Guerlain Mitsouko

Guerlain Mitsouko was worn by the original Hollywood bombshell, the exquisite Jean Harlow. With her platinum hair and seductive gaze, Harlow epitomized 1930’s glamour (her look was the basis for Marilyn Monroe’s image). The Bombshell Manual of Style declares, “Mitsouko has more sensuous layers to unpeel than Rita Hayworth dancing the Dance of the Seven Veils as Salome.” I expected something rich. I expected something mysterious. I expected something… more than this.

Mitsouko opens with a little Guerlinade (the famous Guerlain base composed of bergamot and vanilla, among other things) and then essentially becomes Shalimar without the bergamot. This makes me enjoy it more than Shalimar, because I frankly don’t much like that bergamot-spices pairing. I smell a very spicy jasmine scent. Mitsouko is a peach-chypre, but it is much drier than the other, juicier peach-chypres I am familiar with, such as Yves Saint Laurent Yvresse or Bond No 9 Chinatown. The peach in Mitsouko is the peach skin, not the inside of the fruit; you can almost feel the fuzz covering that delicate peach flesh.

Of the classic scents that have survived to today, many have been reformulated, and Mitsouko was reportedly the victim of a particularly brutal reformulation. Mitsouko may indeed at one point have been the stuff of legends. But faced with a choice between the current formulation and, say, Yvresse, I would most likely choose Yvresse. Mitsouko feels watered-down, much too thin. In contrast, Yvresse carries itself like an olfactory Christina Hendricks.
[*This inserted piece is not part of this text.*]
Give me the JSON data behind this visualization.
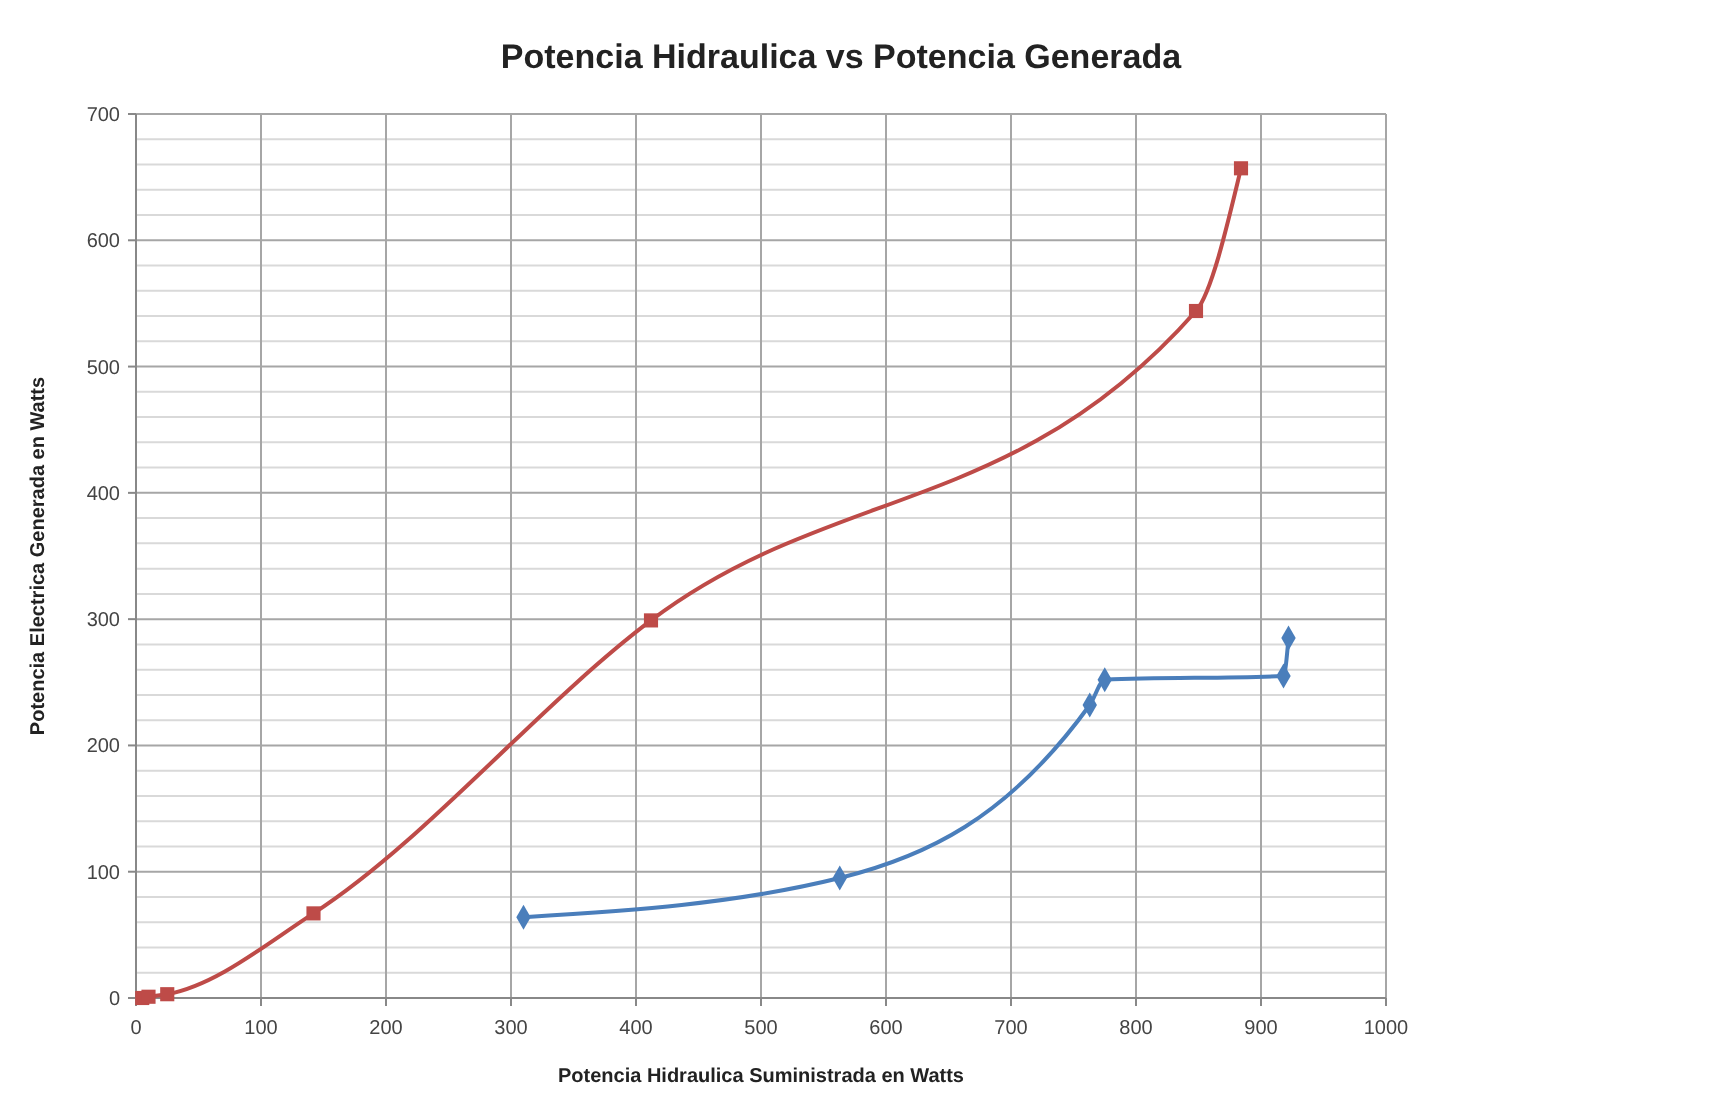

Mitsouko is available in the U.S. in the EDT and EDP formulations at Neiman Marcus and Bergdorf Goodman.

Disclaimer: I brought a sample vial to Neiman Marcus and made myself a sample.

14 thoughts on “Guerlain Mitsouko

  1. I would love to love Guerlain fragrances. Not sure if it’s the bergamot, but they all have an underlying base that I can’t tolerate.

    Really enjoying your reviews and some great photos.

    1. Thank you so very much! I have trouble with some of the Guerlains too, both the classics and the young’ns (hellooooo, Insolence). Blame it on the Guerlinade, I guess.

    1. I tried the EDT. I am sure the parfum would be a vast improvement. And I’m sorry to hear that 😦 I remember you mentioned that the fruity chypres are no good on you.

  2. Crap. I’m under my work name again!

    Anyhoo, I wore the vintage Mitsouki and it was… well, probably what you were hoping it would be.


    PS – I don’t like Shalimar.

    1. Boo reformulations! I have only tried Shalimar in EDT and EDP, but everyone says the ONLY way to try it is in the parfum, so I’m not sure if I am qualified to feel the way I do about Shalimar. Like the spices, could do without the bergamot and floral aspects.

      1. Continuing to wave my little Shalimar banner. Try the parfum if you can, even reformulated is going to be better than the EdT. I did a little test the other night when my vintage bottle arrived and compared it to the EdT.

        They are completely different. The EdT starts out with almost a lemony zest and then fades to a powdery scent, whereas the parfum is a lot more complex while not necessarily being ‘stronger’. And my EdT is to the best of my knowledge pre-reformulation since I don’t believe they did that until 2002 or 2004 and the bottle I have came from an estate sale was dated as being late 90s.

        Curse these reformulations, ruining our perfumes. Though, the Chanel No. 22 reformulation is actually considered an improvement. I haven’t smelled the original, but the general consensus is the newer formula is better.

  3. I continue to try to love this. I continue to fail. I did like it _once_, and bought a bottle before I understood that one wearing is not enough. So if I ever do love it, I have plenty of “vintage” 2007 or so.

    1. Awww, I hope you come around to it for the sake of your bottle! I almost feel bad… Luca Turin’s favorite scent and all… but I just did not much care for it.

  4. Mitsouko is actually one I haven’t tried yet. The image of Rita as Salome makes it tempting — for me more so than Harlow — however knowing that it’s sadly not living up to that is a disappointment. I’m going to blame the reformulation.

    And anyway, I adore Shalimar — the vintage bottle I just bought is all kinds of glorious — so I don’t know if I need Shalimar minus the bergamot, especially since I’m actually quite fond of bergamot.

    I do have a bottle Yvresse on the way, though. I’ll definitely let you know how I like it.

    1. I’m so glad the Shalimar worked out for you!! I find Mitsouko similar enough to Shalimar that I wouldn’t really think you’d need one if you have the other. Can’t wait to hear what you think of the Yvresse!

  5. It’s certainly possible! I was also comparing the EDTs of both, so really the worst of both worlds. The EDT of Mitsouko struck me as having the spices of the Shalimar EDT without any of the bergamot. I was really, really surprised too! I expected Mitsouko to have its own distinctive character. I am somewhat used to Guerlinade by now thanks to LHB.